Representatives at CAIR-Chicago, which advocates for civil rights for Muslims, urged Chicago police to charge the suspect with aggravated assault and a hate crime. Various speakers at the news conference lamented the desecration of a mural that they saw as a symbol of peace.
No arrests had been made in the alleged attack, police said Wednesday evening.
The mural, painted by Palestinian artist Taqi Spateen, depicts a Mexican man lying in a field with a Palestinian man, and is meant to represent solidarity between the Latino and Palestinian communities. The woman who vandalized the artwork burned off the section depicting the Palestinian man's face.
'Here in Chicago, we are seeing a significant escalation of hate crimes rooted in anti-Islamic and anti-Arab sentiment,' said Heena Musabji, legal director at CAIR. 'We are here to demand … that criminal actions based on hate are charged as actual hate crimes.'
A still-bruised Figueroa, who sported a sizable lump on her forehead, told reporters she approached the woman and yelled at her to stop defacing the mural. The woman, she said, swung around with a metal three-hole punch in her hand and hit Figueroa on her head.
As the women fought, Figueroa ended up on the ground, the other woman pinning her down and repeatedly pummeling her face. Figueroa said that her assailant taunted her during the attack, jeering that police would not arrest her.
So far, Figueroa has been unable to prove her wrong. CAIR's news conference urged Chicago police to arrest the suspect, who, according to Figueroa, walked away from the scene after police had arrived and was not followed.
Four days after the attack, Figueroa still had two black eyes and a bruised left arm. Arriving at her job at the event space Hoste on Wednesday morning, she said, she was confronted with 'Nazi symbols' spraypainted on the building. She believes them to be related to Friday's incident.
Human rights attorney Farah Chalisa is working in partnership with the legal team at CAIR to represent Figueroa and another victim, who was attacked by the same woman at the same mural in May.
'What happened was not simply an act of vandalism — it was a hate-driven assault,' Chalisa said.
A hate crime charge is a Class 4 felony in Illinois.
Spateen's mural was commissioned as part of the Mural Movement, founded in 2020 by Delilah Martinez. All 231 murals Martinez has organized nationwide are related to social justice and peace. Spateen is from Bethlehem, a Palestinian town, and is staying in Chicago as part of an art residency. His mural, one of dozens in Pilsen, is the only work that the suspect has defaced. According to Figueroa and the other victim, she has thrown trash at the mural and placed feces around it.

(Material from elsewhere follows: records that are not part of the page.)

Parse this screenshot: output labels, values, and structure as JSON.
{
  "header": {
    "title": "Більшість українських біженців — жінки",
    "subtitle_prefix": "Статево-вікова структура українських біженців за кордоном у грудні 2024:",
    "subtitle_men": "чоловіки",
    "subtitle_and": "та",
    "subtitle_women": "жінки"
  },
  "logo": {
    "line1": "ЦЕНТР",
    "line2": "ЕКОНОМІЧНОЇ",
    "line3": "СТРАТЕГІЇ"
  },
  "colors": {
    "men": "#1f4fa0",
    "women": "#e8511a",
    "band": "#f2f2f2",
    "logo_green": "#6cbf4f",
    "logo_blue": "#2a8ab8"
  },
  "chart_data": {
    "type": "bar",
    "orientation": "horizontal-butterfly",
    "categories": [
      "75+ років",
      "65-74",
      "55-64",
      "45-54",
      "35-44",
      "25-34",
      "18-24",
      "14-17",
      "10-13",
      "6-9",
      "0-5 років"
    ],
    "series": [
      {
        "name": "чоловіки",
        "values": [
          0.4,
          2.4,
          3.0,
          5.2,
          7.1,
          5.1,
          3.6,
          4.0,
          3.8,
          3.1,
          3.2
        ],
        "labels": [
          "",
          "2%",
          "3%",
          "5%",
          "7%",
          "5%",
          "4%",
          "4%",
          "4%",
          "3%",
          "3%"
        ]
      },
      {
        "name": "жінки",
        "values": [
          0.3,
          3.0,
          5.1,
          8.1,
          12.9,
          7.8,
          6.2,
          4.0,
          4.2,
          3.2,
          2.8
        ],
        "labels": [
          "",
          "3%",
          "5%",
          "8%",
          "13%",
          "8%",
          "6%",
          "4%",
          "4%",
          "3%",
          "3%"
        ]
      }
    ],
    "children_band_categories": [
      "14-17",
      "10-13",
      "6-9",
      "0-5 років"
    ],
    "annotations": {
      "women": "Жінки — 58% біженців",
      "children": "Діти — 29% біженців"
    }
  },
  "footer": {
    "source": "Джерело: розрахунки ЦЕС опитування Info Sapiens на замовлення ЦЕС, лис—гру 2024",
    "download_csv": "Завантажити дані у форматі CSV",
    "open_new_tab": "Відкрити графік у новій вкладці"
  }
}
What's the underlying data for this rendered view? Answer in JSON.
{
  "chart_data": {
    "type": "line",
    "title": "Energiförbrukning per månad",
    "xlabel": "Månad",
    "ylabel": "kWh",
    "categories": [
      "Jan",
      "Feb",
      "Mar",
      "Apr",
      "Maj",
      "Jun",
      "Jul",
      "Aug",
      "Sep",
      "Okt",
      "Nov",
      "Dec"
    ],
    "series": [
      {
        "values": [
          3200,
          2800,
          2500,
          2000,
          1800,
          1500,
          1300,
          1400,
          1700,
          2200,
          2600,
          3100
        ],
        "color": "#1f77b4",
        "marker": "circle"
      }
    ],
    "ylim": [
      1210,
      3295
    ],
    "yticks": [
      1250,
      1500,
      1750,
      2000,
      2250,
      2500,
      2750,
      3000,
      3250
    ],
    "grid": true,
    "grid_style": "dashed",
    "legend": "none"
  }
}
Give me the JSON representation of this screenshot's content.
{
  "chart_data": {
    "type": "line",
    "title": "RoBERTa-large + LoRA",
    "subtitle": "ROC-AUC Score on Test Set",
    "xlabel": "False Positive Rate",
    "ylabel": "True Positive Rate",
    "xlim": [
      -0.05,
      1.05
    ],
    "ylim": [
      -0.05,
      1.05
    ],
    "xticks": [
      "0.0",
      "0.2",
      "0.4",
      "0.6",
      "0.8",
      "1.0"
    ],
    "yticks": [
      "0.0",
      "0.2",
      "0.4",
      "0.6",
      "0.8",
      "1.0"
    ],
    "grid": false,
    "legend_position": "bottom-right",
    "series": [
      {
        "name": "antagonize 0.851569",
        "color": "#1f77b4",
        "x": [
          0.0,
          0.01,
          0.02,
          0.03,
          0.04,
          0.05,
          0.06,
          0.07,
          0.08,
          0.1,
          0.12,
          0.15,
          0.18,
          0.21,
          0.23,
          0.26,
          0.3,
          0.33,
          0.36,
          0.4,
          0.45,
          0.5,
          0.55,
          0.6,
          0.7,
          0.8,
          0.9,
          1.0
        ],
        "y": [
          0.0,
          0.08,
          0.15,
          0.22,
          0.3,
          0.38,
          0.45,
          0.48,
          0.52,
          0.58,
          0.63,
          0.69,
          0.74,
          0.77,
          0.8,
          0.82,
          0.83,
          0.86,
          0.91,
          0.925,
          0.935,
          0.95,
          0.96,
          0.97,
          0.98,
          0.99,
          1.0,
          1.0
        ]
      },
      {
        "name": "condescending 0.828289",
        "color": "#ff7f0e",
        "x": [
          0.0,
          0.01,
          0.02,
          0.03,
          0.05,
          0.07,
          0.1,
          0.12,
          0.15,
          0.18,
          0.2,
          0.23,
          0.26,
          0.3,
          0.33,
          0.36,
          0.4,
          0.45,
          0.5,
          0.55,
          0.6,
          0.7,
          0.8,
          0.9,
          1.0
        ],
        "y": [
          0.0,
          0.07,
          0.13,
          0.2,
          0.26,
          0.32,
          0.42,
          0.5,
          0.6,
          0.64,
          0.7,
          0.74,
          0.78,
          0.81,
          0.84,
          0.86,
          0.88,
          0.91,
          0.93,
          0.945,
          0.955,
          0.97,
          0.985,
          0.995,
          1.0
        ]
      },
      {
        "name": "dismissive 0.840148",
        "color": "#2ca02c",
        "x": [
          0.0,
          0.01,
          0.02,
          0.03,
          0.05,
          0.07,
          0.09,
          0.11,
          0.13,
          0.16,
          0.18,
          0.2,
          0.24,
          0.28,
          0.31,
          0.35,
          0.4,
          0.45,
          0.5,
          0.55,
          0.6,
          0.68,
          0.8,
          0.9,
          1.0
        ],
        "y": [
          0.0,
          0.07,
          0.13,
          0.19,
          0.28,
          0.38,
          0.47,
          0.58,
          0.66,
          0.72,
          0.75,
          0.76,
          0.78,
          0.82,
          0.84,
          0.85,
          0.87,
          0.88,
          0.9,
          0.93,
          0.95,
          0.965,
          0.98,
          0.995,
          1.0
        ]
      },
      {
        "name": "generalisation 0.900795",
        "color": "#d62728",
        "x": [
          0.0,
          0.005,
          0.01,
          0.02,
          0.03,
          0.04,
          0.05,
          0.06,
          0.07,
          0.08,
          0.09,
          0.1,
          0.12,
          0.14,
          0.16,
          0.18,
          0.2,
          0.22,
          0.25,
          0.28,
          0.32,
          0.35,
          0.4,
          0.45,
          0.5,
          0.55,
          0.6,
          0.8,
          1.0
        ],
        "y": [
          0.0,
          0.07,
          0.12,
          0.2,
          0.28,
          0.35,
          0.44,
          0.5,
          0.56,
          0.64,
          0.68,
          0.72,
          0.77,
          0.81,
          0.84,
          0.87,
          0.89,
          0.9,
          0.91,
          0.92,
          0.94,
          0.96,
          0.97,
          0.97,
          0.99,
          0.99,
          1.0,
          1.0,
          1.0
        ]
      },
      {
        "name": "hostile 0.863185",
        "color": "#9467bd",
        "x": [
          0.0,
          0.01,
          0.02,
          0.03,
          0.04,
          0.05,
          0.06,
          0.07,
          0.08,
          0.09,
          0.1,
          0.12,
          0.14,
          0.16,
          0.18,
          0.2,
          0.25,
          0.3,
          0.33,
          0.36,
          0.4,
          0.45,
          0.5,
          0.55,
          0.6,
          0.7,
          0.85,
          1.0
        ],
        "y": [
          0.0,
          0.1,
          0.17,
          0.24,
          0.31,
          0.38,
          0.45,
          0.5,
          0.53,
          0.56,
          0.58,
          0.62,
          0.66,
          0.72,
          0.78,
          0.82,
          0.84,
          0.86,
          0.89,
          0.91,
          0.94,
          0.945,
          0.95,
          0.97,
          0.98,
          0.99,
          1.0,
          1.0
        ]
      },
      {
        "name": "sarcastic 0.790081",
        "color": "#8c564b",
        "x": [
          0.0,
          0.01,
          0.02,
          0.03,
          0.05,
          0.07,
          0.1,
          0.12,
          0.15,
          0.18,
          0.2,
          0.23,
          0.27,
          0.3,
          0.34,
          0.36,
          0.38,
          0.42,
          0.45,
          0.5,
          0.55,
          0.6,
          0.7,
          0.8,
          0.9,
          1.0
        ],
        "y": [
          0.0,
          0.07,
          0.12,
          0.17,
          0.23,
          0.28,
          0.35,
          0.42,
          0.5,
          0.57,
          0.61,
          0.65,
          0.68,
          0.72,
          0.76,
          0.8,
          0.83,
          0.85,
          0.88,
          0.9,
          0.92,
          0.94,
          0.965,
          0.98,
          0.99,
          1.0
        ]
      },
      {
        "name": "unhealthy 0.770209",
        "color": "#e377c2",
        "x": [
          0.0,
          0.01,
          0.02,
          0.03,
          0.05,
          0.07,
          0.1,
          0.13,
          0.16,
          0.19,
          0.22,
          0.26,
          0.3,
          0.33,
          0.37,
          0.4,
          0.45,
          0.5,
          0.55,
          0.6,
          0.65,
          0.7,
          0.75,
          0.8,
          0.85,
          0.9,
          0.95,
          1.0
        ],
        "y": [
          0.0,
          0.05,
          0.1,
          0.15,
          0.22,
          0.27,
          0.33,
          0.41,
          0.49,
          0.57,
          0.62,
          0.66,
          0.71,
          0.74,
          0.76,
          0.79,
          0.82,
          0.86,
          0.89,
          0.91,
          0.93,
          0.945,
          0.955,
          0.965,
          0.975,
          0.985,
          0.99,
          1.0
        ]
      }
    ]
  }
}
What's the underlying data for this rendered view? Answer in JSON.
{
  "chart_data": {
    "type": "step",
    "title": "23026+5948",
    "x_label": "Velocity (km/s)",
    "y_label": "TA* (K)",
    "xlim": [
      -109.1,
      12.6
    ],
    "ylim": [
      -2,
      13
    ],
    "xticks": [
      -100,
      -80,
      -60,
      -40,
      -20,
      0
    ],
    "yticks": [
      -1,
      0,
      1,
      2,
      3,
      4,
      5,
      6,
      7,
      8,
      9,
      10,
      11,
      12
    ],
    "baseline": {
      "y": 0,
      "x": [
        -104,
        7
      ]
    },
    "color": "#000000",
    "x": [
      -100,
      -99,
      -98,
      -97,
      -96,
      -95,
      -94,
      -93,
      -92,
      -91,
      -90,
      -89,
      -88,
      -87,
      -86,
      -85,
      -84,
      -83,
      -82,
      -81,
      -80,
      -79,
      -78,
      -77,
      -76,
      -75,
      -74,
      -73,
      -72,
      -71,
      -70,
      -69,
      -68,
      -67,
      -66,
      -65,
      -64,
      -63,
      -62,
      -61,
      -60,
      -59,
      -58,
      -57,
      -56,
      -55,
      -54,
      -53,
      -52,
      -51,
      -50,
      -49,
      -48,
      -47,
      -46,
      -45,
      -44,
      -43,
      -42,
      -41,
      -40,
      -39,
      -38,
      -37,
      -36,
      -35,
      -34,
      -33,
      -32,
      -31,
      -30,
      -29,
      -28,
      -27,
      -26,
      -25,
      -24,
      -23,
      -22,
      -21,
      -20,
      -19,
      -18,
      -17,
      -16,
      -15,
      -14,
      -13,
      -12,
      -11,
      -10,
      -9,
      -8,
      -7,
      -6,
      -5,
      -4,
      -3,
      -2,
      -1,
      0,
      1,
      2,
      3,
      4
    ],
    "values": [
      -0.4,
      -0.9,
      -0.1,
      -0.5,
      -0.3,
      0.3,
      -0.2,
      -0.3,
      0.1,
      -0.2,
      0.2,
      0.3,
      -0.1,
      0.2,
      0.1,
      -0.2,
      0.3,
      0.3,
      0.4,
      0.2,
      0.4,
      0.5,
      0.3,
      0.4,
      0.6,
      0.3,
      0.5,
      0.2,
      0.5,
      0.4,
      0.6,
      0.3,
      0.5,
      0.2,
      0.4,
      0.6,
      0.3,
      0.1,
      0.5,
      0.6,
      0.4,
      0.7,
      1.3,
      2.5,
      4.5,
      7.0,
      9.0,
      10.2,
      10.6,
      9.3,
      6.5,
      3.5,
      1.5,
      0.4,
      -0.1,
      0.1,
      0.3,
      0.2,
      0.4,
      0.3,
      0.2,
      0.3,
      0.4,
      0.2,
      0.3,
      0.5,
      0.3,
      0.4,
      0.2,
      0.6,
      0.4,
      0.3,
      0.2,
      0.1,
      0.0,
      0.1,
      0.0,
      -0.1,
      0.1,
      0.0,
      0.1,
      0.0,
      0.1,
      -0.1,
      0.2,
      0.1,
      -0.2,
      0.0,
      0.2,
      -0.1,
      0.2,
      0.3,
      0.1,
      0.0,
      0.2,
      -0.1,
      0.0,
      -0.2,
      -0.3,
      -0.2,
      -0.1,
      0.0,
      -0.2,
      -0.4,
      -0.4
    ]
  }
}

'This mural — if that's not an artwork of love, I don't know what love is,' said CAIR Executive Director Ahmed Rehab. 'The defacing of that mural — if that's not an act of hate, I don't know what hate is.'
Ald. Byron Sigcho Lopez, 25th, explained that many people in Pilsen view the attacker as a threat. Last week, Lopez said, she showed up at a community meeting wearing a wig and sunglasses and prompted Lopez's staff to call security.